First of all, a big knock against the film is that it’s entirely populated by completely unlikable imbeciles who do not change or grow as individuals through the machinations of the plot. So considering your spending an hour and 45 minutes with these pack of dipshits, the insufferability ratings are through the charts as you have to contend with Olivia’s best friend Markie (Violett Beane) becoming indignant after being outed as a cheater of her boyfriend, Lucas (Tyler Posey); a prototypical douchebro named Ronnie (Sam Lerner) always try to aggressively hook up with college girls while continuously acting like annoying twat; and an unethical med student named Tyson (Nolan Gerard Funk) gleefully passing out prescriptions for all sorts of pharmaceuticals to random college kids. The only likable member of this posse is Brad (Hayden Szeto), who is immediately sympathetic of the plight of his friends and his to grapple with staying in the closet to avoid retaliation by his homophobic father. Which of course the demon forces him to tell the truth to his father and…everything was fine. Yeah, no immediate punishment, and Brad felt relief in finally coming out to his family. What a complete idiot the demon must have felt to have his plan foiled by the machinations of indifference.

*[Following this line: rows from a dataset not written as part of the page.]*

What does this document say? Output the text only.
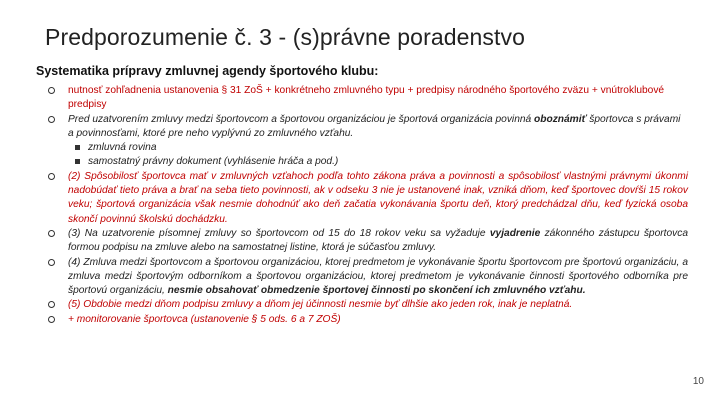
Predporozumenie č. 3 - (s)právne poradenstvo
Systematika prípravy zmluvnej agendy športového klubu:
nutnosť zohľadnenia ustanovenia § 31 ZoŠ + konkrétneho zmluvného typu + predpisy národného športového zväzu + vnútroklubové predpisy
Pred uzatvorením zmluvy medzi športovcom a športovou organizáciou je športová organizácia povinná oboznámiť športovca s právami a povinnosťami, ktoré pre neho vyplývnú zo zmluvného vzťahu.
zmluvná rovina
samostatný právny dokument (vyhlásenie hráča a pod.)
(2) Spôsobilosť športovca mať v zmluvných vzťahoch podľa tohto zákona práva a povinnosti a spôsobilosť vlastnými právnymi úkonmi nadobúdať tieto práva a brať na seba tieto povinnosti, ak v odseku 3 nie je ustanovené inak, vzniká dňom, keď športovec dovŕši 15 rokov veku; športová organizácia však nesmie dohodnúť ako deň začatia vykonávania športu deň, ktorý predchádzal dňu, keď fyzická osoba skončí povinnú školskú dochádzku.
(3) Na uzatvorenie písomnej zmluvy so športovcom od 15 do 18 rokov veku sa vyžaduje vyjadrenie zákonného zástupcu športovca formou podpisu na zmluve alebo na samostatnej listine, ktorá je súčasťou zmluvy.
(4) Zmluva medzi športovcom a športovou organizáciou, ktorej predmetom je vykonávanie športu športovcom pre športovú organizáciu, a zmluva medzi športovým odborníkom a športovou organizáciou, ktorej predmetom je vykonávanie činnosti športového odborníka pre športovú organizáciu, nesmie obsahovať obmedzenie športovej činnosti po skončení ich zmluvného vzťahu.
(5) Obdobie medzi dňom podpisu zmluvy a dňom jej účinnosti nesmie byť dlhšie ako jeden rok, inak je neplatná.
+ monitorovanie športovca (ustanovenie § 5 ods. 6 a 7 ZOŠ)
10
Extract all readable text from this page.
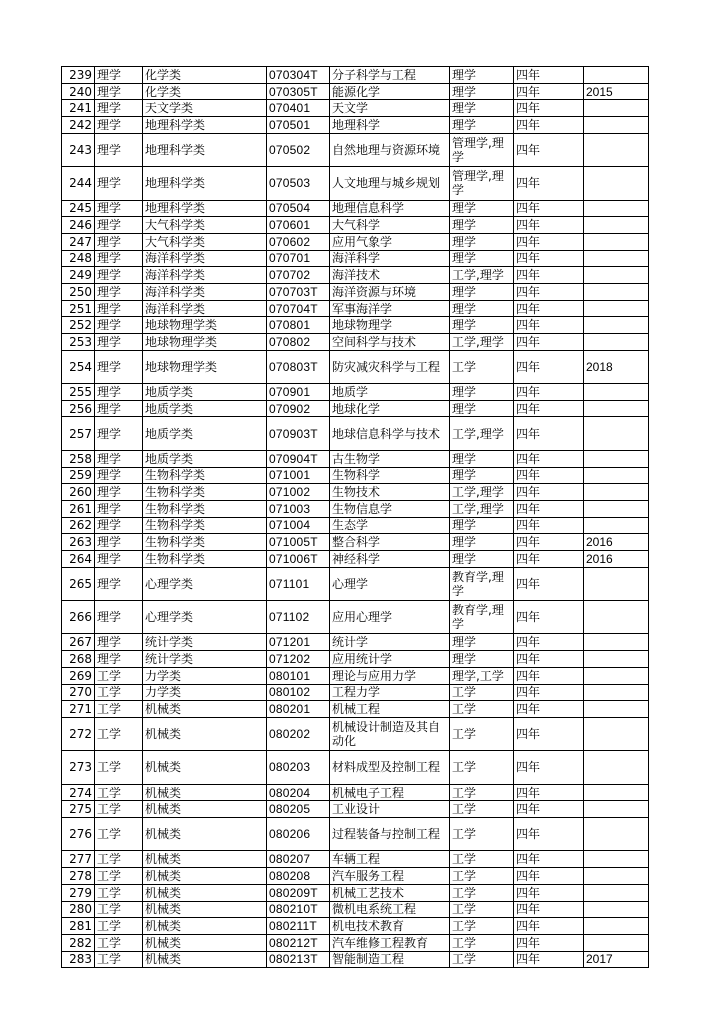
239	理学	化学类	070304T	分子科学与工程	理学	四年	
240	理学	化学类	070305T	能源化学	理学	四年	2015
241	理学	天文学类	070401	天文学	理学	四年	
242	理学	地理科学类	070501	地理科学	理学	四年	
243	理学	地理科学类	070502	自然地理与资源环境	管理学,理学	四年	
244	理学	地理科学类	070503	人文地理与城乡规划	管理学,理学	四年	
245	理学	地理科学类	070504	地理信息科学	理学	四年	
246	理学	大气科学类	070601	大气科学	理学	四年	
247	理学	大气科学类	070602	应用气象学	理学	四年	
248	理学	海洋科学类	070701	海洋科学	理学	四年	
249	理学	海洋科学类	070702	海洋技术	工学,理学	四年	
250	理学	海洋科学类	070703T	海洋资源与环境	理学	四年	
251	理学	海洋科学类	070704T	军事海洋学	理学	四年	
252	理学	地球物理学类	070801	地球物理学	理学	四年	
253	理学	地球物理学类	070802	空间科学与技术	工学,理学	四年	
254	理学	地球物理学类	070803T	防灾减灾科学与工程	工学	四年	2018
255	理学	地质学类	070901	地质学	理学	四年	
256	理学	地质学类	070902	地球化学	理学	四年	
257	理学	地质学类	070903T	地球信息科学与技术	工学,理学	四年	
258	理学	地质学类	070904T	古生物学	理学	四年	
259	理学	生物科学类	071001	生物科学	理学	四年	
260	理学	生物科学类	071002	生物技术	工学,理学	四年	
261	理学	生物科学类	071003	生物信息学	工学,理学	四年	
262	理学	生物科学类	071004	生态学	理学	四年	
263	理学	生物科学类	071005T	整合科学	理学	四年	2016
264	理学	生物科学类	071006T	神经科学	理学	四年	2016
265	理学	心理学类	071101	心理学	教育学,理学	四年	
266	理学	心理学类	071102	应用心理学	教育学,理学	四年	
267	理学	统计学类	071201	统计学	理学	四年	
268	理学	统计学类	071202	应用统计学	理学	四年	
269	工学	力学类	080101	理论与应用力学	理学,工学	四年	
270	工学	力学类	080102	工程力学	工学	四年	
271	工学	机械类	080201	机械工程	工学	四年	
272	工学	机械类	080202	机械设计制造及其自动化	工学	四年	
273	工学	机械类	080203	材料成型及控制工程	工学	四年	
274	工学	机械类	080204	机械电子工程	工学	四年	
275	工学	机械类	080205	工业设计	工学	四年	
276	工学	机械类	080206	过程装备与控制工程	工学	四年	
277	工学	机械类	080207	车辆工程	工学	四年	
278	工学	机械类	080208	汽车服务工程	工学	四年	
279	工学	机械类	080209T	机械工艺技术	工学	四年	
280	工学	机械类	080210T	微机电系统工程	工学	四年	
281	工学	机械类	080211T	机电技术教育	工学	四年	
282	工学	机械类	080212T	汽车维修工程教育	工学	四年	
283	工学	机械类	080213T	智能制造工程	工学	四年	2017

Actually, let’s talk about this “demon” some more. Not since The Bye Bye Man have I seen a more arbitrary killer of teens with strict “rules,” and not since Rings have I seen one who gleefully breaks those rules constantly. He pulls crap like “I dare you…to tell the truth,” and halfway through stops the teens from simply requesting for a Truth challenge constantly by sticking on a random two consecutive Truth challenge restriction. And even by the end of the film, the demon gets to become a “player” himself which ones again highlights how stupid this game’s rules were to begin with. Screw a spoiler warning, if this film didn’t give a damn about building up a decent horror flick then I’m not going to give a damn about its constantly changing rule book. And less I forget, every time the demon shows up to ask “Truth or Dare” he almost always utilizes that stupid Snapchat filter grin. It doesn’t look remotely scary or frightening and just appears downright silly. Also: badly shot as well, since the digital effect to create this was probably shot with an actual smartphone.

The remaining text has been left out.